Erdoğan, partisine açılan davanın sonuçlanması ve Refah’ın
kapatılmasıyla birlikte, yine aynı geleneğin devamı olan Fazilet
Partisi’ne geçti. Ancak Erdoğan’ın bu partideki ömrü uzun
sürmedi. Diyarbakır DGM, Erdoğan hakkında DGM'ce TCK'nın
312. maddesine göre "Halkı sınıf, din, ırk, mezhep veya
bölge farklılığı gözeterek kin ve düşmanlığa açıkça tahrik
etmek" suçunu işlediği gerekçesiyle açtığı davayı
sonuçlandırdı ve 10 ay hapis cezasına çarptırdı. Recep
Tayyip Erdoğan'ın 10 aylık mahkumiyet kararı Yargıtay tarafından 23
Eylül 1998'te Yargıtay tarafından onaylandı.
Erdoğan
ceza aldığını bir açılış töreninde dönemin
Kent TV Muhabiri barış Yarkadaş'tan öğrendi.

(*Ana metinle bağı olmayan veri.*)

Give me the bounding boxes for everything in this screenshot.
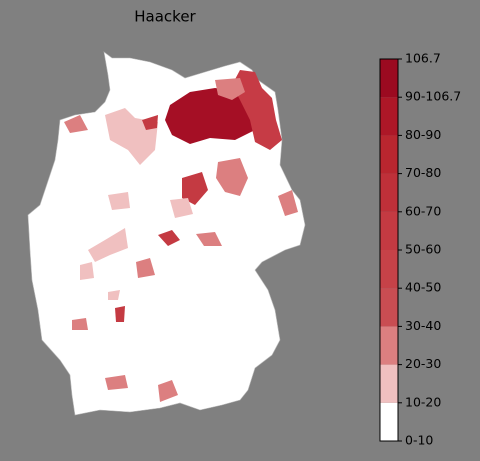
region xyxy=(115,306,125,322)
colorbar-label: 30-40 xyxy=(405,318,441,333)
colorbar-label: 70-80 xyxy=(405,165,441,180)
region xyxy=(182,172,208,205)
colorbar-segment xyxy=(380,97,398,136)
colorbar-segment xyxy=(380,211,398,250)
colorbar-label: 90-106.7 xyxy=(405,89,461,104)
region xyxy=(278,190,298,216)
colorbar-label: 106.7 xyxy=(405,51,441,66)
region xyxy=(72,318,88,330)
colorbar-segment xyxy=(380,326,398,365)
colorbar-segment xyxy=(380,173,398,212)
region xyxy=(136,258,155,278)
colorbar-label: 10-20 xyxy=(405,394,441,409)
colorbar-segment xyxy=(380,364,398,403)
map-title: Haacker xyxy=(134,8,196,26)
region xyxy=(108,192,130,210)
colorbar-segment xyxy=(380,59,398,98)
colorbar-segment xyxy=(380,250,398,289)
colorbar-label: 50-60 xyxy=(405,242,441,257)
germany-map xyxy=(27,51,306,416)
region xyxy=(105,375,128,390)
region xyxy=(88,228,128,262)
colorbar-segment xyxy=(380,288,398,327)
region xyxy=(80,262,94,280)
colorbar-label: 40-50 xyxy=(405,280,441,295)
region xyxy=(158,230,180,246)
region xyxy=(215,78,245,100)
colorbar-label: 60-70 xyxy=(405,203,441,218)
colorbar-segment xyxy=(380,402,398,441)
region xyxy=(170,198,193,218)
colorbar-label: 0-10 xyxy=(405,433,433,448)
region xyxy=(165,88,258,144)
region xyxy=(108,290,120,300)
region xyxy=(196,232,222,246)
region xyxy=(142,115,158,130)
region xyxy=(64,115,88,133)
region xyxy=(216,158,248,196)
colorbar: 0-10 10-20 20-30 30-40 40-50 50-60 60-70 70-80 8… xyxy=(379,51,461,448)
colorbar-label: 80-90 xyxy=(405,127,441,142)
region xyxy=(232,70,282,150)
region xyxy=(158,380,178,402)
colorbar-label: 20-30 xyxy=(405,356,441,371)
colorbar-segment xyxy=(380,135,398,174)
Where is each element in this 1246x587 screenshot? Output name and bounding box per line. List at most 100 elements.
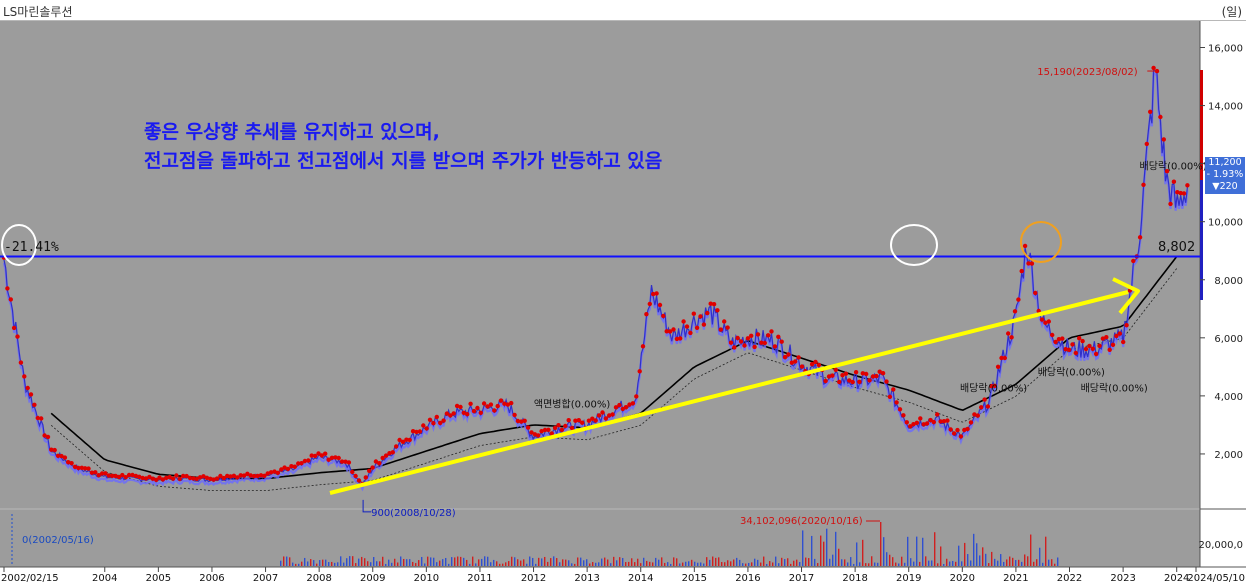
volume-bar [820,535,822,566]
price-candle [1131,258,1136,264]
volume-bar [982,547,984,566]
volume-bar [358,558,360,566]
price-candle [830,373,835,378]
volume-bar [913,561,915,566]
price-candle [691,311,696,316]
price-candle [908,424,913,429]
volume-bar [1054,563,1056,566]
y-tick-label: 8,000 [1214,276,1243,287]
volume-bar [823,541,825,566]
volume-bar [859,562,861,566]
price-candle [42,433,47,438]
price-candle [596,413,602,418]
volume-bar [412,561,414,566]
price-candle [18,360,24,365]
price-candle [62,455,68,460]
price-candle [1144,141,1150,147]
price-candle [285,466,291,472]
volume-bar [331,561,333,566]
chart-annotations: 15,190(2023/08/02) 900(2008/10/28) 액면병합(0.… [362,67,1207,519]
volume-bar [745,563,747,566]
price-candle [867,378,872,383]
price-candle [904,420,909,425]
price-candle [208,476,213,481]
price-candle [742,343,747,348]
price-candle [448,413,453,418]
volume-bar [505,562,507,566]
volume-bar [706,557,708,566]
volume-bar [880,522,882,566]
price-candle [620,406,625,412]
price-candle [123,475,128,480]
price-candle [688,330,693,336]
price-candle [394,444,399,449]
volume-bar [934,532,936,566]
price-candle [586,418,592,423]
price-candle [174,473,179,478]
price-candle [32,402,37,407]
volume-bar [772,562,774,566]
volume-bar [769,561,771,566]
price-candle [187,475,193,481]
x-tick-label: 2008 [306,573,331,584]
volume-bar [1015,560,1017,566]
volume-bar [835,531,837,566]
volume-bar [577,557,579,566]
price-candle [475,405,480,411]
volume-bar [421,556,423,566]
volume-bar [781,557,783,566]
volume-bar [865,563,867,566]
volume-bar [355,563,357,566]
volume-bar [649,561,651,566]
volume-bar [757,559,759,566]
price-candle [25,385,30,391]
volume-bar [742,563,744,566]
annotation-event: 배당락(0.00%) [1038,367,1105,379]
price-candle [1053,339,1058,345]
volume-bar [877,562,879,566]
volume-bar [868,563,870,566]
price-candle [272,469,277,474]
price-candle [951,431,957,436]
price-candle [1026,261,1031,266]
volume-bar [544,556,546,566]
price-candle [600,410,605,415]
volume-bar [574,563,576,566]
volume-bar [484,556,486,566]
price-candle [268,470,274,475]
price-candle [664,329,669,334]
volume-bar [319,560,321,566]
volume-bar [601,558,603,566]
volume-bar [571,563,573,566]
price-candle [623,405,629,410]
price-candle [999,355,1004,361]
volume-bar [703,563,705,566]
volume-bar [739,559,741,566]
price-candle [1002,355,1007,361]
price-candle [377,461,382,466]
volume-bar [286,556,288,566]
volume-bar [841,559,843,566]
volume-bar [502,563,504,566]
price-candle [948,427,953,432]
highlight-circle-current [1020,221,1062,263]
x-tick-label: 2012 [521,573,546,584]
volume-bar [652,562,654,566]
price-candle [725,325,730,330]
y-tick-label: 10,000 [1208,218,1243,229]
volume-bar [499,563,501,566]
price-candle [241,473,247,478]
price-candle [772,344,778,349]
period-unit[interactable]: (일) [1221,5,1242,19]
volume-bar [697,562,699,566]
price-candle [194,476,199,482]
volume-bar [556,558,558,566]
price-candle [684,324,690,329]
price-candle [745,336,751,341]
price-candle [380,455,385,461]
price-candle [840,373,845,378]
price-candle [1164,169,1170,174]
price-candle [945,418,950,423]
volume-bar [547,561,549,566]
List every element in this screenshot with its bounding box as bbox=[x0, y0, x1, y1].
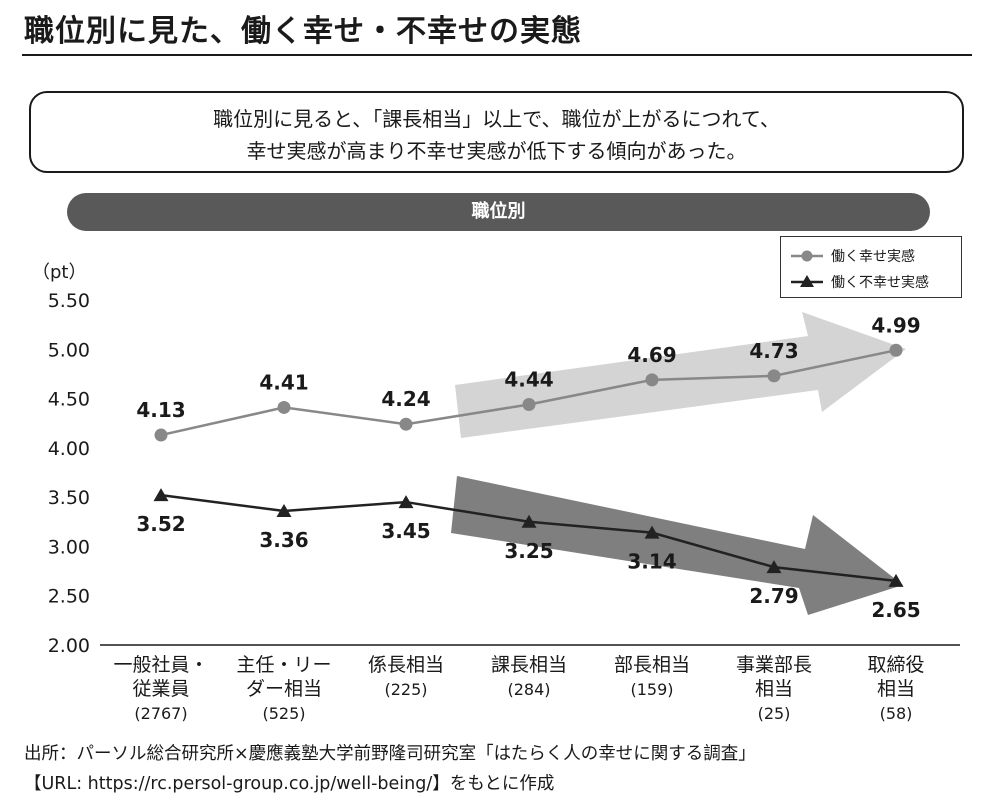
y-axis-unit: （pt） bbox=[32, 262, 87, 283]
data-label: 2.65 bbox=[871, 598, 920, 622]
x-category-label: (25) bbox=[758, 704, 791, 723]
legend-triangle-marker-icon bbox=[791, 275, 823, 287]
data-point bbox=[766, 560, 782, 574]
x-category-label: (2767) bbox=[134, 704, 187, 723]
y-tick-label: 4.00 bbox=[48, 438, 90, 460]
x-category-label: 従業員 bbox=[132, 678, 189, 700]
data-label: 4.44 bbox=[504, 367, 553, 391]
up-trend-arrow bbox=[455, 312, 906, 438]
data-label: 4.69 bbox=[627, 343, 676, 367]
chart-legend: 働く幸せ実感 働く不幸せ実感 bbox=[780, 236, 962, 298]
x-category-label: 係長相当 bbox=[368, 654, 444, 676]
data-label: 3.36 bbox=[259, 528, 308, 552]
y-tick-label: 3.00 bbox=[48, 536, 90, 558]
data-label: 4.13 bbox=[136, 398, 185, 422]
summary-box: 職位別に見ると、「課長相当」以上で、職位が上がるにつれて、 幸せ実感が高まり不幸… bbox=[29, 91, 964, 173]
data-point bbox=[277, 400, 291, 414]
data-label: 4.41 bbox=[259, 370, 308, 394]
x-category-label: 主任・リー bbox=[236, 654, 331, 676]
x-category-label: 相当 bbox=[755, 678, 793, 700]
section-pill: 職位別 bbox=[67, 193, 930, 231]
data-label: 3.14 bbox=[627, 550, 676, 574]
x-category-label: 課長相当 bbox=[491, 654, 567, 676]
y-tick-label: 5.00 bbox=[48, 339, 90, 361]
data-point bbox=[276, 503, 292, 517]
x-category-label: (225) bbox=[384, 680, 427, 699]
x-category-label: (58) bbox=[880, 704, 913, 723]
data-point bbox=[154, 428, 168, 442]
x-category-label: 部長相当 bbox=[614, 654, 690, 676]
data-label: 4.73 bbox=[749, 339, 798, 363]
data-label: 3.45 bbox=[381, 519, 430, 543]
data-label: 3.25 bbox=[504, 539, 553, 563]
data-point bbox=[521, 514, 537, 528]
y-tick-label: 2.00 bbox=[48, 635, 90, 657]
y-tick-label: 2.50 bbox=[48, 586, 90, 608]
data-point bbox=[644, 525, 660, 539]
data-point bbox=[767, 369, 781, 383]
x-category-label: (284) bbox=[507, 680, 550, 699]
source-note: 出所：パーソル総合研究所×慶應義塾大学前野隆司研究室「はたらく人の幸せに関する調… bbox=[24, 744, 756, 764]
data-point bbox=[399, 417, 413, 431]
x-category-label: (525) bbox=[262, 704, 305, 723]
data-point bbox=[398, 495, 414, 509]
legend-circle-marker-icon bbox=[791, 250, 823, 262]
data-point bbox=[889, 343, 903, 357]
y-tick-label: 3.50 bbox=[48, 487, 90, 509]
summary-line-2: 幸せ実感が高まり不幸せ実感が低下する傾向があった。 bbox=[246, 139, 747, 163]
y-tick-label: 5.50 bbox=[48, 290, 90, 312]
x-category-label: ダー相当 bbox=[246, 678, 322, 700]
source-url: 【URL: https://rc.persol-group.co.jp/well… bbox=[24, 774, 555, 794]
summary-line-1: 職位別に見ると、「課長相当」以上で、職位が上がるにつれて、 bbox=[213, 107, 780, 131]
data-point bbox=[522, 397, 536, 411]
title-rule bbox=[22, 54, 972, 56]
legend-item-unhappiness: 働く不幸せ実感 bbox=[781, 271, 961, 293]
x-category-label: 事業部長 bbox=[736, 654, 812, 676]
y-tick-label: 4.50 bbox=[48, 389, 90, 411]
x-category-label: 取締役 bbox=[867, 654, 924, 676]
data-point bbox=[645, 373, 659, 387]
legend-label: 働く幸せ実感 bbox=[831, 249, 915, 265]
page-title: 職位別に見た、働く幸せ・不幸せの実態 bbox=[24, 14, 582, 49]
x-category-label: 相当 bbox=[877, 678, 915, 700]
data-label: 2.79 bbox=[749, 584, 798, 608]
legend-label: 働く不幸せ実感 bbox=[831, 275, 929, 291]
line-chart: 5.50 5.00 4.50 4.00 3.50 3.00 2.50 2.00 一般社員・従業員… bbox=[48, 290, 960, 723]
x-category-label: 一般社員・ bbox=[113, 654, 208, 676]
data-label: 4.99 bbox=[871, 313, 920, 337]
data-label: 4.24 bbox=[381, 387, 430, 411]
legend-item-happiness: 働く幸せ実感 bbox=[781, 245, 961, 267]
x-category-label: (159) bbox=[630, 680, 673, 699]
data-label: 3.52 bbox=[136, 512, 185, 536]
data-point bbox=[153, 488, 169, 502]
down-trend-arrow bbox=[451, 476, 903, 615]
data-point bbox=[888, 573, 904, 587]
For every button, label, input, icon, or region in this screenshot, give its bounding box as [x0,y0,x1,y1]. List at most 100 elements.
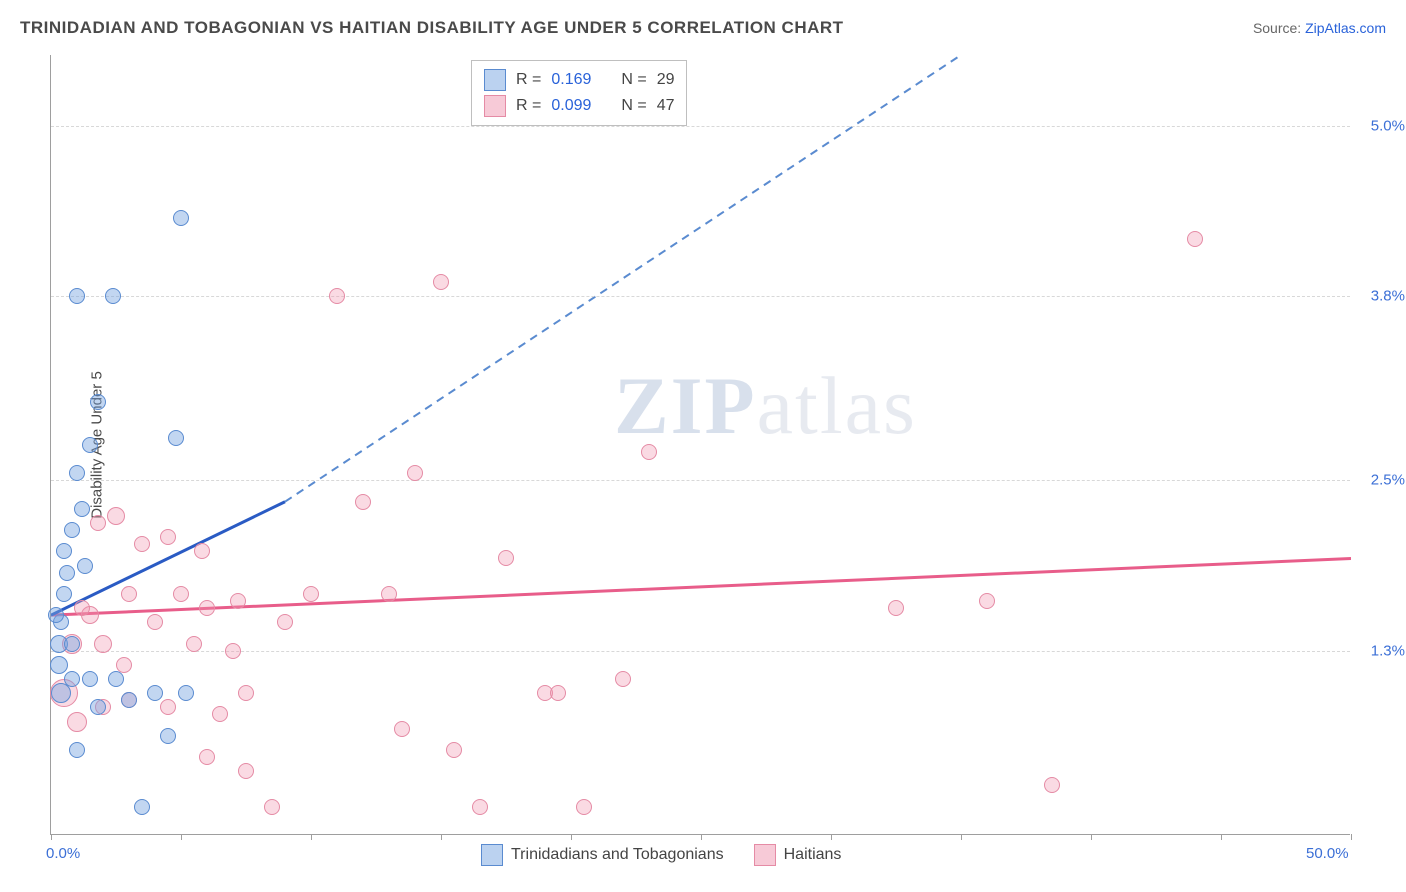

O gün İstanbul Topkapı'da bir üstgeçidin açılışın yapan Tayyip
Erdoğan, tören bittikten sonra, gazetecilerin sorularını yanıtlamak
için kürsüden indi. Gazeteciler çeşitli sorular sordu.
CEZAYI ÖĞRENDİĞİ AN!
Kent TV Muhabiri Barış Yarkadaş ise, Tayyip Erdoğan'ın
hemen yanıbaşında duruyordu. Yarkadaş, başkana, "Sayın
Erdoğan, Siirt'te yaptığınız konuşmayla ilgili olarak süren dava,
Yargıtay'da onaylandı. Cezanız kesinleşti. Elimde tutttuğum belgede
bu yazıyor" dedi.
Ortam birdenbire değişti. Tayyip Erdoğan, Yarkadaş'a,
"Bakabilir miyim?" diye sordu. Yarkadaş, elindeki
belgeyi Erdoğan'a verdi. Başkan yazıyı okuduktan sonra, "Bu
bende kalabilir mi?" diye sordu.
Kent TV Muhabiri Yarkadaş, "Tabii ki kalabilir. Ama
düşüncelerinizi de öğrenmek istiyoruz" dedi. Erdoğan, hiç
beklemediği bir anda gelen bu haberle, adeta şoka uğramıştı.
"Açıklamamı sonra yapmak istiyorum. Durumu
değerlendireceğim" dedi.
Gazetecilerin yanından ayrılan Erdoğan, hızla arabasına yöneldi.
Koltuğuna kurulur kurulmaz, ceza aldığını yazan belgeyi
tekrar okumaya başladı. Gazeteciler ise, bu "son dakika
haberi"ni bürolarına yetiştirmek için seferber oldu.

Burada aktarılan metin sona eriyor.